Dal Neolitico
La storia della pesca di questo grande pesce nasce nell’arcipelago delle Egadi, ovvero a sud di Trapani. Nella grotta dell’isoletta di Levanzo ve ne è traccia in epoca remota: alcuni graffiti del Neolitico, infatti, raffigurano i momenti di cattura del tonno. Fa rabbrividire se pensiamo che dopo così tanto tempo, questo pesce continua ad alimentare l’economia della nostra regione, ad essere apprezzato e ricercato da tutti.
Questione di tagli
Ora bando alla storia, parliamo di aspetti tecnici che interessano chi, come voi, lo sceglie e lo cucina. L’unico taglio sezionato in verticale è quello della pinna codale che arriva dino al comacchio o calcagno.
Si tratta di una sezione “a ruota” del pesce che rientra ancora tra i tagli preferiti dai pescivendoli siciliani che per comodità lo chiamano trancio. La parte che si approssima alla coda è più fibrosa e quindi da destinare a cotture medio/lunghe o in acqua bollente.

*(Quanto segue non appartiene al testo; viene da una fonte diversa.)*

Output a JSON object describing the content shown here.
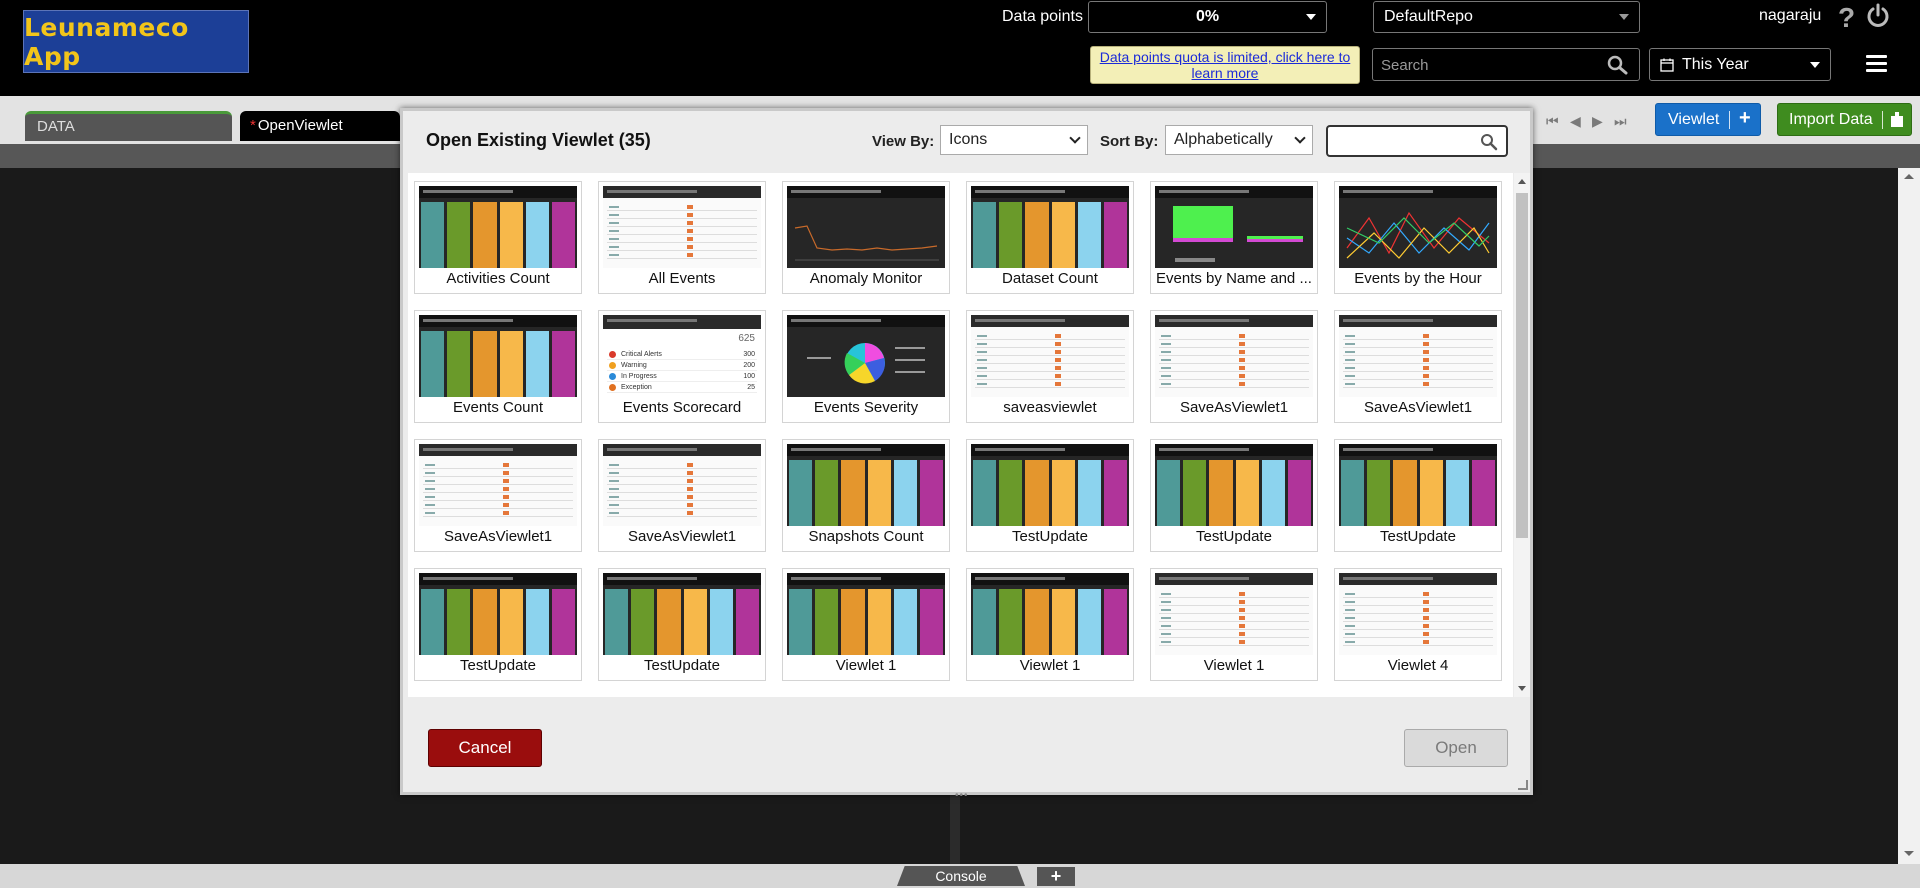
{
  "header": {
    "logo_text": "Leunameco App",
    "data_points_label": "Data points",
    "data_points_value": "0%",
    "repo_value": "DefaultRepo",
    "quota_text": "Data points quota is limited, click here to learn more",
    "search_placeholder": "Search",
    "date_range": "This Year",
    "username": "nagaraju",
    "help_glyph": "?"
  },
  "tabs": {
    "data_label": "DATA",
    "open_label": "OpenViewlet",
    "open_modified": "*"
  },
  "toolbar": {
    "viewlet_label": "Viewlet",
    "viewlet_plus": "+",
    "import_label": "Import Data"
  },
  "modal": {
    "title": "Open Existing Viewlet (35)",
    "view_by_label": "View By:",
    "view_by_value": "Icons",
    "sort_by_label": "Sort By:",
    "sort_by_value": "Alphabetically",
    "filter_value": "",
    "cancel_label": "Cancel",
    "open_label": "Open",
    "items": [
      {
        "name": "Activities Count",
        "thumb": "bars"
      },
      {
        "name": "All Events",
        "thumb": "table"
      },
      {
        "name": "Anomaly Monitor",
        "thumb": "line"
      },
      {
        "name": "Dataset Count",
        "thumb": "bars"
      },
      {
        "name": "Events by Name and ...",
        "thumb": "green"
      },
      {
        "name": "Events by the Hour",
        "thumb": "multiline"
      },
      {
        "name": "Events Count",
        "thumb": "bars"
      },
      {
        "name": "Events Scorecard",
        "thumb": "score"
      },
      {
        "name": "Events Severity",
        "thumb": "pie"
      },
      {
        "name": "saveasviewlet",
        "thumb": "table"
      },
      {
        "name": "SaveAsViewlet1",
        "thumb": "table"
      },
      {
        "name": "SaveAsViewlet1",
        "thumb": "table"
      },
      {
        "name": "SaveAsViewlet1",
        "thumb": "table"
      },
      {
        "name": "SaveAsViewlet1",
        "thumb": "table"
      },
      {
        "name": "Snapshots Count",
        "thumb": "bars"
      },
      {
        "name": "TestUpdate",
        "thumb": "bars"
      },
      {
        "name": "TestUpdate",
        "thumb": "bars"
      },
      {
        "name": "TestUpdate",
        "thumb": "bars"
      },
      {
        "name": "TestUpdate",
        "thumb": "bars"
      },
      {
        "name": "TestUpdate",
        "thumb": "bars"
      },
      {
        "name": "Viewlet 1",
        "thumb": "bars"
      },
      {
        "name": "Viewlet 1",
        "thumb": "bars"
      },
      {
        "name": "Viewlet 1",
        "thumb": "table"
      },
      {
        "name": "Viewlet 4",
        "thumb": "table"
      },
      {
        "name": "",
        "thumb": "partial"
      },
      {
        "name": "",
        "thumb": "partial"
      },
      {
        "name": "",
        "thumb": "partial"
      },
      {
        "name": "",
        "thumb": "partial"
      },
      {
        "name": "",
        "thumb": "partial"
      },
      {
        "name": "",
        "thumb": "partial"
      }
    ],
    "scorecard": {
      "total": "625",
      "rows": [
        {
          "label": "Critical Alerts",
          "value": "300",
          "color": "#d93a2b"
        },
        {
          "label": "Warning",
          "value": "200",
          "color": "#f0a020"
        },
        {
          "label": "In Progress",
          "value": "100",
          "color": "#2a8ad8"
        },
        {
          "label": "Exception",
          "value": "25",
          "color": "#e07020"
        }
      ]
    }
  },
  "bar_colors": [
    "#4f9a98",
    "#6a9a2a",
    "#e4962d",
    "#f7b84a",
    "#8cd3ee",
    "#b0349a"
  ],
  "console": {
    "label": "Console",
    "add": "+"
  }
}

Un suggerimento, se vogliamo parlare di pertinenza territoriale: potete abbinarlo al Marsala Solera, studiando una salsa di accompagnamento o un abbinamento vero e proprio.
L’ombelico invece è un triangolo di carne prelibato posizionato intorno alla pinna anale: un boccone ghiotto e saporito, dal sapore deciso. Stallo o minna (è la tetta del tonno) sono carni sode, meno saporite e più magre, ideali per cotture brevi. Le spinelle nere sono due filetti sottili e grassi che, da crudi, danno sensazioni più erbacee.
Poi ci sono la codina nera e quella bianca (la seconda più grassa e burrosa, essendo più vicina alla ventresca).
Appunto, la ventresca: qui c’è un vero e proprio burro di mare, da provare in fette sottili con un pizzico di sale. E ancora la ventresca marezzata che si distingue da quella bassa (la seconda è più magra e quindi utilizzabile anche per altri usi).
Sapori ovunque
L’invito che facciamo ai nostri clienti è di non esplorare solo i tagli e gli utilizzi abituali. Con un po’ di approfondimento e conoscenza si possono davvero aprire delle notevoli strade del gusto e delle consistenze. Le elenchiamo, per comodità:
• curidda (muscoli, da mettere in salamoia o poi da far lessi e condire con pepe, limone, prezzemolo)
• l’occhio grasso (sapore forte e consistenza grassa, i marinai lo mettevano sotto sale e poi lo lessavano – specialità anche detta sausà)
• la guancetta (solo carne con del grasso d’infiltrazione, limone e pepe nero fedeli compagni)
• la testa di filetto e filetto di primo cozzo (il secondo perfetto per sughi a base pomodoro)
• il tappo (boccone del prete, memorabile da crudo al naturale)
• pinna pettorale anche detta ganascia (una costola del tonno che richiede una particolare cottura alla brace)
• cervello e midollo (solitamente consumati dai pescivendoli o da chi se ne intende)
• lattumi (sacca spermatica) e ventri (stomaco)
• fegato, viene scartato solitamente perché troppo amaro
• cuore, mangiato cotto e salato, raramente viene conservato
Conservazione
Il tonno non viene né veniva solo cotto: si pratica anche la sua conservazione. In passato, per esempio, veniva di gran lunga conservato sotto sale aggiungendo poco altro: olio, aceto di vino o limone, origano secco, peperoncino. Poi si è passati alla conservazione su larga scala in olio, ma c’è ancora chi tenta qualche personale sistema di ‘riposo’ con odori interessanti.